The competition officially ended on October 1st and, after validating all contest entries and results, we are very happy to announce the Top 3 competition prize winners, along with their published ML experiments! Here they are:
Grand Prize: Ion Kleopas – Predictive Experiment
Third Place: David Eduardo Millan Calero – Predictive Experiment
We would like to extend our hearty congratulations to Ion, Nailong and David, and hope you will check out their published winning entries. Additionally, we would also like to share our deep appreciation for all other participants who took on this challenge and made the contest a success.
When you look at the winning entries, a common thread you will see is that they all use XGBoost R package to solve this problem. Ion and David trained the XGBoost model in their local environment and brought the serialized model into Azure ML for scoring, while Nailong used the XGBoost package that’s built into the latest R runtime environment, Microsoft R Open v.3.2.2, in the Azure ML Execute R Script module for training and scoring. This is a great testament to both the popularity and power of XGBoost and to the extensibility of Azure ML Studio. In the end, Ion and Nailong had identical private scores (except Ion submitted his winning entry a few weeks earlier), and David was only 0.07% behind – quite the photo finish for a very close race!
We also received positive feedback about the Competition platform and Azure ML Studio during the contest.

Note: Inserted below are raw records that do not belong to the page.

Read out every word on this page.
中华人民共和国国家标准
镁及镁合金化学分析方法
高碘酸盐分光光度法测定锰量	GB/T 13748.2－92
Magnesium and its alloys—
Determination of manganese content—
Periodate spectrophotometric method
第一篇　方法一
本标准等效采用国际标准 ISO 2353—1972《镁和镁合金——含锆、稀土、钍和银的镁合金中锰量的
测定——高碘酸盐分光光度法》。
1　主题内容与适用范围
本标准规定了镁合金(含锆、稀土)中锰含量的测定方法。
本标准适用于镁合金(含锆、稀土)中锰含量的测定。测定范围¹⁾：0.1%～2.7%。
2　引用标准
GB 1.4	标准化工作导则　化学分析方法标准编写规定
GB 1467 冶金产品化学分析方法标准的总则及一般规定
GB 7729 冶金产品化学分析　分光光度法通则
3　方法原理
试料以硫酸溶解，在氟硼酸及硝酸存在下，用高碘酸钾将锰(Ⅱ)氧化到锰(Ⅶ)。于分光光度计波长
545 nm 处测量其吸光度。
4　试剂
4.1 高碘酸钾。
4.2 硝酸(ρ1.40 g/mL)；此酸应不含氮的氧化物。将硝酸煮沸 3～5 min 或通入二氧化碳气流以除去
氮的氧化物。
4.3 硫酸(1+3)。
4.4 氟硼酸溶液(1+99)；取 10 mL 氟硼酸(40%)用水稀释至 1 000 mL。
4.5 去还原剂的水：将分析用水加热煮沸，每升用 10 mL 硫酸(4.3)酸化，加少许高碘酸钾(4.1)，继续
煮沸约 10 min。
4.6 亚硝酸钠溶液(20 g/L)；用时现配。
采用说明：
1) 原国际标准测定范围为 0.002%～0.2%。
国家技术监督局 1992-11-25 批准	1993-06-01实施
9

One contestant wrote to us, saying, “Azure ML Studio is a platform I am very fond of, since it offers extremely useful machine learning functionality in a rather easy and straight-forward way, plus integration with other Azure services is remarkably easy.” Another wrote, “Microsoft is changing the game in making machine learning so easy and fast!”
We hope everyone enjoyed the contest. We are working with the Gates Foundation to put these winning models to work in the real world, so we can make a difference in the lives of women in these HIV-affected regions. It’s our privilege to work with the ML community to find solutions such as this with potentially outsized impact on the lives of people around the world – thank you!
Hai, on behalf of the Cortana Intelligence team.